Already today, the counties and cities are “the ones that are actually doing the on-the-ground, site-specific CEQA review,” she explained.

Following a “robust local process,” which can take up to a year to complete, the state then assesses the findings, makes comments and requests various conditions, according to Dukett.

“That will allow them to essentially issue an annual permit a lot quicker because it’s one less step,” she said. 

“And in many ways, it’s a duplicative step because there is still CEQA happening — it’s done by the local jurisdiction,” Dukett added.

But environmental groups argue that the bill “is contrary to the intent of the voters when they passed Proposition 64,” according to an August analysis from the State Assembly’s Appropriations Committee.

If the bill’s opponents end up suing in response to its passage, the state could weather hundreds of thousands of dollars in general fund costs, the document stated.

A separate analysis, from the Assembly Natural Resources Committee in July, expressed concern that “CEQA procedures for cannabis projects vary widely by county,” while casting doubt on the notion that state-level review “is burdensome or duplicative.”

The document concluded that “unconditionally relying on local CEQA reviews that are known to be inconsistent does not seem in keeping with Proposition 64’s lofty promises.”

Rosalie Pacula, a professor at the University of Southern California’s Price School of Public Policy, said she believes that loosening these environmental requirements wouldn’t even help small business owners.

Any step taken to cheapen the production of cannabis, she contended, would benefit larger growers, as “they can already produce more economically than the small producers.”

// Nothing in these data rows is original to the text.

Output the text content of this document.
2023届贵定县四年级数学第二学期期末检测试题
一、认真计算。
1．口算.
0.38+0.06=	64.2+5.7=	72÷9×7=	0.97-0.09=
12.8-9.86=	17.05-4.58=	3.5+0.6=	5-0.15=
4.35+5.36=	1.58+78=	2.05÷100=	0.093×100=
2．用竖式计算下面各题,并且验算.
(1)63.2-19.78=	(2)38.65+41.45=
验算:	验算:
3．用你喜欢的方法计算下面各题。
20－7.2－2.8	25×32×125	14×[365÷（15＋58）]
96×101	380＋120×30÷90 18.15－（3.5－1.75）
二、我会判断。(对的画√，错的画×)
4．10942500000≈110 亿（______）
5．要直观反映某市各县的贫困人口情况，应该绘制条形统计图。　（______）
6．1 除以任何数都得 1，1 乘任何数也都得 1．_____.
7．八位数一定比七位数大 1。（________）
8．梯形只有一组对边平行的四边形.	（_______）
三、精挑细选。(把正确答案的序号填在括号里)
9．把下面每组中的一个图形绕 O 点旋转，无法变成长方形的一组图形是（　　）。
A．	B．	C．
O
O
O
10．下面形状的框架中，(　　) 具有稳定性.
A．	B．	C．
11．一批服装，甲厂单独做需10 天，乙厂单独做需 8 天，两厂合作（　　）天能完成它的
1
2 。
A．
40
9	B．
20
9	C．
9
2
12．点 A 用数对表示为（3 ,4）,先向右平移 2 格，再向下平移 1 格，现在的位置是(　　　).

“Changing a regulation that is uniformly distributed across big and small growers doesn’t help the little guy at all,” said Pacula, who is also a senior fellow at the USC Schaeffer Center for Health Policy and Economics.

“This is a product that is an agricultural good, that can always be produced more cheaply at larger scale,” she added.

Dukett agreed that regardless of the potential shift in environmental review practices, small cannabis growers and retailers would face challenges up against larger corporations.

“It’s hard to compete right now — it definitely is,” she said, noting, however, that this is all the more reason to streamline the licensing process.

Enacting such a “minor change,” she explained, would be low-risk in terms of ecological impacts and could help pull people away from the illicit cannabis market, which she holds responsible for most of the environmental damage.

Illegal cannabis growth typically occurs up in the hills or in other remote areas, where growers end up clearing forests and using prohibited pesticides, according to Dukett.

Such activity, she stressed, can cause long-term damage to the land pollute Northern California streams that serve as tributaries for the rest of the state’s drinking water supply.

“We really need to make sure that we’re looking at where the real environmental degradation is happening — and the worst of the worst is not the legal market,” Dukett said.

“From a local perspective and a state perspective, it’s important that we make sure that we have a system that works and that people can get licensed,” she added.

Pacula argued, however, that the changes wouldn’t make that system work and that supporting small businesses would mean promoting “a less efficient version of growing cannabis.” 

One way to level the costs, for example, would be to make their loans cheaper by giving them a more advantageous interest rate, Pacula explained.

“That’s the best you can do for the little guy,” she added.

But Pacula also said she disagrees with the entire premise of encouraging more cannabis growers in California right now, as the state already has a glut in supply.

California should not be increasing cannabis cultivation until the state is legally allowed to export the product, she contended.

“We have overproduced for our marketplace, so all you’re going to do is shift prices down further and push more people out of business,” Pacula added.